Quoique parfois, son esprit se laissait aller à vagabonder dans les souvenirs passés. De plaisants souvenirs passés. Mais qui n’étaient et ne devaient demeurer que cela : des souvenirs.
Tandis que tout ceci l’avait renvoyé quelques années en arrière dans les méandres de sa mémoire, les paroles de sa femme et de madame Hughes lui parvenaient par bribes :
— …mari est mort à la guerre… peu de références… femme de ménage… devoir de soutenir les veuves de nos héros… elle-même au front… ambulancière… blessée… visage… cicatrices…
Debout dans sa grande bibliothèque, Lord Grantham regarda au loin, à travers la fenêtre, mais sans rien voir de tout ce qui se trouvait au-delà. Son esprit avait soudainement fait retraite en lui-même, en ses pensées. Il n’entendait plus les deux femmes qui poursuivaient leur échange à quelques pas de lui, l’une assise sur le canapé, l’autre se tenant respectueusement debout à proximité.
La guerre…le front… même cette femme avait pu y aller, tandis qu’à lui on avait à maintes reprises refusé cet honneur.
J’aurais peut-être dû faire comme elle et me porter volontaire comme ambulancier à défaut d’être combattant, j’aurais toujours été mille fois plus utile qu’ici. À ceci près que je ne conduis pas… Dans le fond j’aurais dû demander à Branson – non ! Tom, maintenant – de m’apprendre. Après tout, si même Édith y est parvenue, ce ne peut être bien compliqué…
Incroyable, tout de même. Déjà que j’avais un sous-majordome qui en avait plus vu de cette guerre que moi, maintenant même une de mes femmes de ménage a des états de service plus fournis que les miens dernièrement !
Vraiment… quelle époque vivons-nous…
Une époque où, apparemment, il devenait courant d’employer des domestiques mariés : cette nouvelle servante, bien que veuve… Bates et Anna… Jane…
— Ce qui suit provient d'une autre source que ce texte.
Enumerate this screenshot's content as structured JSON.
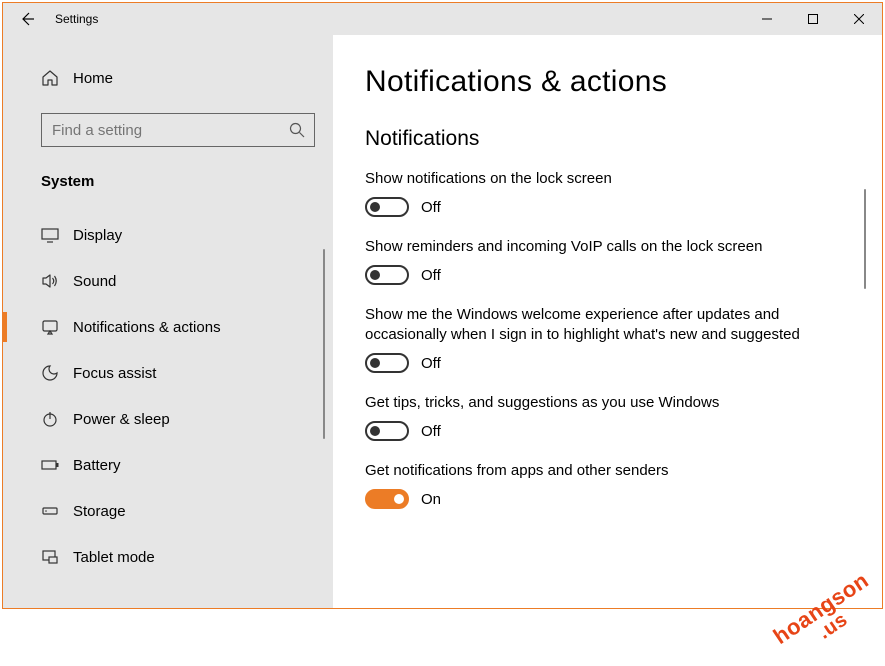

Jane… le souvenir de sa propre folie… d’un semblant de sa folle jeunesse revenue chanter son chant du cygne, sans doute… il fallait l’espérer.
Mais était-ce vraiment à espérer ? Ç’avait été agréable, ce trouble… comme un retour de ses quinze ou vingt ans qui étaient pourtant bien loin. Une jeunesse que n’avait pourtant jamais ravivé aucune des autres petites bonnes employées au château toutes ces années. Trop jeunes, sans doute, alors que Jane… Jane était une femme.
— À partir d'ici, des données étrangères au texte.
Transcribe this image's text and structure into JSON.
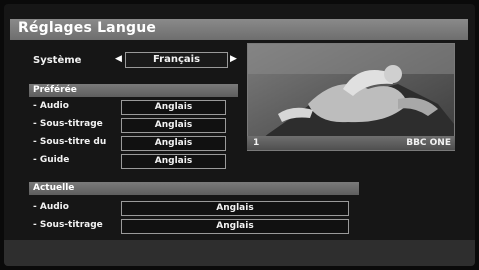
{
  "header": {
    "title": "Réglages Langue"
  },
  "system": {
    "label": "Système",
    "value": "Français"
  },
  "preferred": {
    "section_label": "Préférée",
    "rows": [
      {
        "label": "- Audio",
        "value": "Anglais"
      },
      {
        "label": "- Sous-titrage",
        "value": "Anglais"
      },
      {
        "label": "- Sous-titre du",
        "value": "Anglais"
      },
      {
        "label": "- Guide",
        "value": "Anglais"
      }
    ]
  },
  "current": {
    "section_label": "Actuelle",
    "rows": [
      {
        "label": "- Audio",
        "value": "Anglais"
      },
      {
        "label": "- Sous-titrage",
        "value": "Anglais"
      }
    ]
  },
  "preview": {
    "channel_number": "1",
    "channel_name": "BBC ONE"
  },
  "icons": {
    "left": "arrow-left-icon",
    "right": "arrow-right-icon"
  }
}
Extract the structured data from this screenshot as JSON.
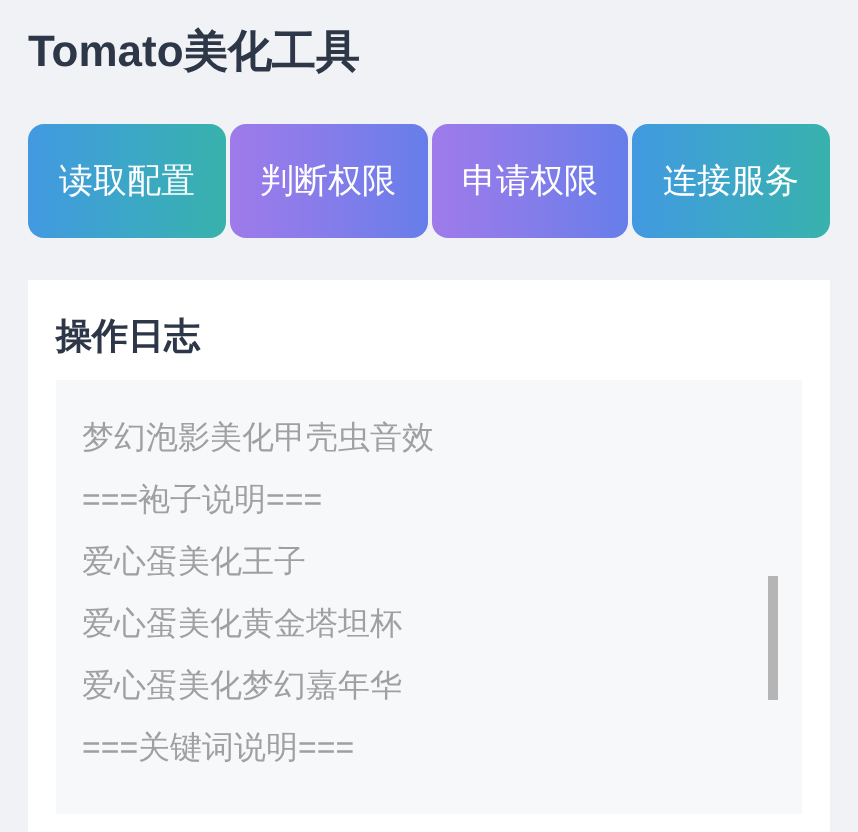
{
  "app": {
    "title": "Tomato美化工具"
  },
  "buttons": [
    {
      "label": "读取配置",
      "kind": "teal"
    },
    {
      "label": "判断权限",
      "kind": "violet"
    },
    {
      "label": "申请权限",
      "kind": "violet"
    },
    {
      "label": "连接服务",
      "kind": "teal"
    }
  ],
  "log": {
    "title": "操作日志",
    "lines": [
      "梦幻泡影美化甲壳虫音效",
      "===袍子说明===",
      "爱心蛋美化王子",
      "爱心蛋美化黄金塔坦杯",
      "爱心蛋美化梦幻嘉年华",
      "===关键词说明==="
    ]
  }
}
Mais la voix de Cora le ramena à la réalité :
— J’espère tout de même qu’elle ne fera pas peur aux enfants avec ses cicatrices…
Ce n’est pas comme s’il s’agissait de leur nourrice, pensa Lord Grantham avec soulagement, après tout ils la verront peu.
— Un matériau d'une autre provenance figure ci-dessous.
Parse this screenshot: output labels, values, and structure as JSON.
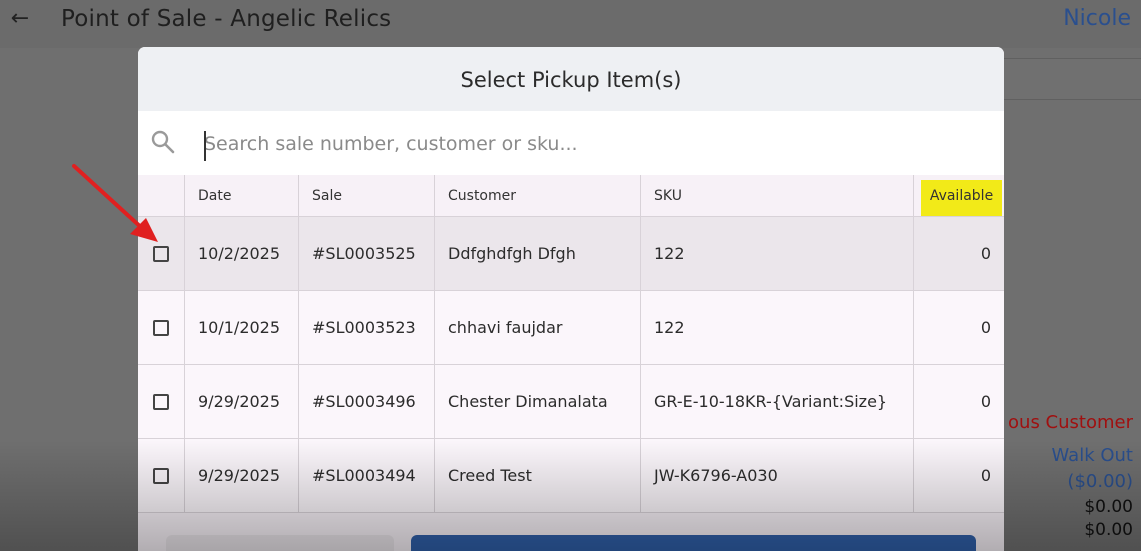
{
  "header": {
    "title": "Point of Sale - Angelic Relics",
    "user": "Nicole"
  },
  "background": {
    "customer_name": "ous Customer",
    "walk_out": "Walk Out",
    "balance": "($0.00)",
    "amount_1": "$0.00",
    "amount_2": "$0.00"
  },
  "modal": {
    "title": "Select Pickup Item(s)",
    "search": {
      "placeholder": "Search sale number, customer or sku...",
      "value": ""
    },
    "columns": [
      "Date",
      "Sale",
      "Customer",
      "SKU",
      "Available"
    ],
    "rows": [
      {
        "date": "10/2/2025",
        "sale": "#SL0003525",
        "customer": "Ddfghdfgh Dfgh",
        "sku": "122",
        "available": "0",
        "checked": false
      },
      {
        "date": "10/1/2025",
        "sale": "#SL0003523",
        "customer": "chhavi faujdar",
        "sku": "122",
        "available": "0",
        "checked": false
      },
      {
        "date": "9/29/2025",
        "sale": "#SL0003496",
        "customer": "Chester Dimanalata",
        "sku": "GR-E-10-18KR-{Variant:Size}",
        "available": "0",
        "checked": false
      },
      {
        "date": "9/29/2025",
        "sale": "#SL0003494",
        "customer": "Creed Test",
        "sku": "JW-K6796-A030",
        "available": "0",
        "checked": false
      }
    ]
  },
  "colors": {
    "accent_blue": "#2f5fa8",
    "highlight_yellow": "#f2ea18",
    "annotation_red": "#e02020"
  }
}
— À ce propos, madame la comtesse, je l’ai autorisée à tirer un peu moins ses cheveux vers son chignon du côté droit, afin qu’une mèche recouvre quelque peu sa tempe et sa joue. Je sais bien que cela peut paraître négligé, et monsieur Carson l’a d’ailleurs souligné, mais elle semblait y tenir. Et je me suis dit qu’étant donné les circonstances… Toutefois si madame la comtesse préfère qu’elle–
— Non, ce sera bon ainsi, je suppose. Comme vous le dites, étant donné les circonstances… Est-elle à ce point…eh bien… défigurée ?
— Non madame, elle n’est pas défigurée, la rassura Mrs Hughes. Rien à voir avec certains des officiers que l’on a pu accueillir ici pendant la guerre.
À ce souvenir, Lord Grantham réprima un frisson. Souvenirs d’horreur. Il avait toujours eu du mal à les regarder en face. Comment donc avait fait Sibylle pour supporter ces visions sans vaciller ? Et même Édith ? Pauvres garçons… Même ce canadien qui… De si jeunes hommes !
— Mais elle est tout de même très marquée sur le coté du visage, précisa Mrs Hughes, je me dois de vous prévenir.
— Oh, c’est terrible pour une femme d’être ainsi atteinte dans son apparence, répondit Cora. Jamais elle ne retrouvera un mari, maintenant… surtout à présent que les hommes de cet âge sont devenus si rares ! Si elle fait l’affaire, je crois que le moins que nous puissions faire est de lui accorder cette petite coquetterie. Et puis ainsi, cela choquera moins les enfants !
Sans vouloir bien se l’admettre, et après que le souvenir de Jane Moorsum fût revenu à la surface, Lord Grantham éprouva un certain soulagement d’apprendre que la nouvelle servante n’était pas très attirante.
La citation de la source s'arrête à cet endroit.